Not sure how Finnish this is, but this kind of pastries (resembling the quiche en France) are very common in Finland, and this recipe is originally from a Finnish recipe magazine. Attention, it's very filling. I served it along with onion soup yesterday, and it was an excellent combination.

Ingredients (for a mould of 24x24cm):
3-4 layers puff pastry
1 big onion
2 tablespoons oil
150 g frozen spinach
200 g feta cheese
3 eggs
2 dl light cream or cream-milk
1/4 teaspoons black pepper
a pinch of nutmeg

Preparation:
Chop the onion and sauté it on a frying pan with olive oil. Melt the spinach and squeeze the excess liquid off it. Pour the liquid off the feta cubes.
Cover the mould with puff pastry. Spread the spinach, onion and feta cheese on the puff pastry.

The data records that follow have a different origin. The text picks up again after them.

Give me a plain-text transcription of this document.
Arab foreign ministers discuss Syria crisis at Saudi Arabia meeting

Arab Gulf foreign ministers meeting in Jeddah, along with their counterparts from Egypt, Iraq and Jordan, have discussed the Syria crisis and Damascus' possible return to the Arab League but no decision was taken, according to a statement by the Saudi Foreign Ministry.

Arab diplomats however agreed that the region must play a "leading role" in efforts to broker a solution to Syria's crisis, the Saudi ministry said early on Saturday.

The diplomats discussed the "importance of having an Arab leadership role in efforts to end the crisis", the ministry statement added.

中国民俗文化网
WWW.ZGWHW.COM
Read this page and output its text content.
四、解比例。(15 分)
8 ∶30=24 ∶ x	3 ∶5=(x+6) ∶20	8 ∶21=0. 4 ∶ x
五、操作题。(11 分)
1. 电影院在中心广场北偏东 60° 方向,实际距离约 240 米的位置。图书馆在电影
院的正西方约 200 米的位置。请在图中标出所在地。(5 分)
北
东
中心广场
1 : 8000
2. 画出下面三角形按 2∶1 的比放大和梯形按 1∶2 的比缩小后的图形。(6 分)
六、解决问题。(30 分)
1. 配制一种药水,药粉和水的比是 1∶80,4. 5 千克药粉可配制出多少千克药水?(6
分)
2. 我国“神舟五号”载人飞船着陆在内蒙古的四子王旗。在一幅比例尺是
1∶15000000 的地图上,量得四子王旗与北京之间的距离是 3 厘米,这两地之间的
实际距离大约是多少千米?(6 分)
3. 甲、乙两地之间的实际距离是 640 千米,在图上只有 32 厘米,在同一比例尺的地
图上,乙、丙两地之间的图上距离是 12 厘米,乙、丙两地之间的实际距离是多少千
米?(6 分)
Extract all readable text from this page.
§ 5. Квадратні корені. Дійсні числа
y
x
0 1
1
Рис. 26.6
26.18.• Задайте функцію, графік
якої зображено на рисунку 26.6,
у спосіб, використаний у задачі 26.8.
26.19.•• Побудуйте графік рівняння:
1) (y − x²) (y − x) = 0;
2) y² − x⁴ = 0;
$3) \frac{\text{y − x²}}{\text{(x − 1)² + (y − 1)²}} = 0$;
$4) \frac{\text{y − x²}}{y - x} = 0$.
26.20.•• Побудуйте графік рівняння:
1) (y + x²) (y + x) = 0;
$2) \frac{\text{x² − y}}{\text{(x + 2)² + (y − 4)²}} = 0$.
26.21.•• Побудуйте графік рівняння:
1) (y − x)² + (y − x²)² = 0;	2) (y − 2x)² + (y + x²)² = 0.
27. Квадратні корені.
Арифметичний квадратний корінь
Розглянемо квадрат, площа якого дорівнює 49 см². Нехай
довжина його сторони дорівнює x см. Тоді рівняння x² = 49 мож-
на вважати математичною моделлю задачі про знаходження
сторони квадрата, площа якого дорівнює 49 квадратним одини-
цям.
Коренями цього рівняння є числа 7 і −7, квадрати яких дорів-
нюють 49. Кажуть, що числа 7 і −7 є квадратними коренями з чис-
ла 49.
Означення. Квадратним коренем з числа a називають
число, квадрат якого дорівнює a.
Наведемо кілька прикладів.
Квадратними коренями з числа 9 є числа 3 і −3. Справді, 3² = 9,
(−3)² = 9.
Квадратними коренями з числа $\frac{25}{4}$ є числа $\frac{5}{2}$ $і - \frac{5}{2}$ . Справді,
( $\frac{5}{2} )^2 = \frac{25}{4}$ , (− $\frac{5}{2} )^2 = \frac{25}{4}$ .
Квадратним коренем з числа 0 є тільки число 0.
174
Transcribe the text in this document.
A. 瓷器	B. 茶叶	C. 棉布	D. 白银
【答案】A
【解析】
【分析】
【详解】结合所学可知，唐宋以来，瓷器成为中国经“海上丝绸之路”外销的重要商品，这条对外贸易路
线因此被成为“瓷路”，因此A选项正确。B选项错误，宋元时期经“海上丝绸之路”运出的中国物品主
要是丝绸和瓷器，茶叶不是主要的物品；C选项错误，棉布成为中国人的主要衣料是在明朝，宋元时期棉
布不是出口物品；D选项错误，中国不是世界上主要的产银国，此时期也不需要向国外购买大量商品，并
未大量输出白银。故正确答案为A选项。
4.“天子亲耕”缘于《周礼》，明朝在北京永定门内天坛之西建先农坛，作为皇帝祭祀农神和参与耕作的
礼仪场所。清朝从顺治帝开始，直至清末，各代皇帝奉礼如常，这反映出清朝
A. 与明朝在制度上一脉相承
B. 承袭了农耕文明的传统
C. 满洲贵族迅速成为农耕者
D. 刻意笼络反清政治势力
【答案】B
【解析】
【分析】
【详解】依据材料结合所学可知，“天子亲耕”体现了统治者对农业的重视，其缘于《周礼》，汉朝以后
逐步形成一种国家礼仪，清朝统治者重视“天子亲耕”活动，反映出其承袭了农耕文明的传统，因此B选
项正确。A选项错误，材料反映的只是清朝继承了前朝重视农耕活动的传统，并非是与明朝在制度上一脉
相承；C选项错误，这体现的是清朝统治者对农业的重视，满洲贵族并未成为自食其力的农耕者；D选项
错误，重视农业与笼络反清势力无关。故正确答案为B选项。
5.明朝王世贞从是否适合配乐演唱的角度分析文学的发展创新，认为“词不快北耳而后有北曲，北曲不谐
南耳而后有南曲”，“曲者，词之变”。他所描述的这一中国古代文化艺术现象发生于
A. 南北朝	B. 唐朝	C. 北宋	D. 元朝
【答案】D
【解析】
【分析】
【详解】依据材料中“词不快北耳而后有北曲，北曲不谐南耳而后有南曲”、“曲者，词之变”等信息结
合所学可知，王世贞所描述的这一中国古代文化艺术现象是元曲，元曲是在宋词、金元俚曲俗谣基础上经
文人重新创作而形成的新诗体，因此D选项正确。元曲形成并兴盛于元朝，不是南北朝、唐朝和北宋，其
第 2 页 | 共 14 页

Mix the eggs, cream and spices together. Pour this mix on the mould.
Bake the pastry in the lower part of the 200 c hot oven for about 45 minutes.


Tuesday, 2 June 2009

Risotto of spinach, leek and peas

Here's a recipe for a very green risotto. It tastes fresh and in winter it reminds me of summer, even if using frozen spinach and peas! I created this recipe once when these three vegetables were the only ones I had at home and I had to improvise. Good that I did.

Ingredients (x2):
200 g risotto rice
500 ml vegetarian broth
1 onion
200 g frozen spinach
100 g peas
1 small leek
3 tablespoons ricotta
1 tablespoon butter
1 tablespoon olive oil
nutmeg
salt
pepper
soft cheese (In Italy I'd use Fontina, in Finland Koskenlaskija, not sure what the equivalent is over here!)
parsley

Preparation:
Chop the onion into fine pieces. Chop the leek first into circles and then cut them in 4. Pour these two vegetables on a frying pan with olive oil and fry them for 5-7 minutes. Put a bouillon cube into 500 ml of water in a pan and let it dissolve on the cooker.

Put the rice and the butter into the saucepan. Put them on the cooker and keep them in medium heat, mixing continuously. When the rice has got a golden and more transparent colour, add the spinach and a part of the broth. Mix all the time so that the rice doesn't get stuck in the bottom. Check the indications in the package for the cooking time of the rice. Add more broth little by little. Add salt, pepper and less than a teaspoon of nutmeg. At halfway of the cooking time add the peas and the leek you have previously chopped.

By the end of the cooking time, add ricotta. Cut the soft cheese into pieces that you will set on the food when serving. Cut the parsley leaves smaller and add it on the portions.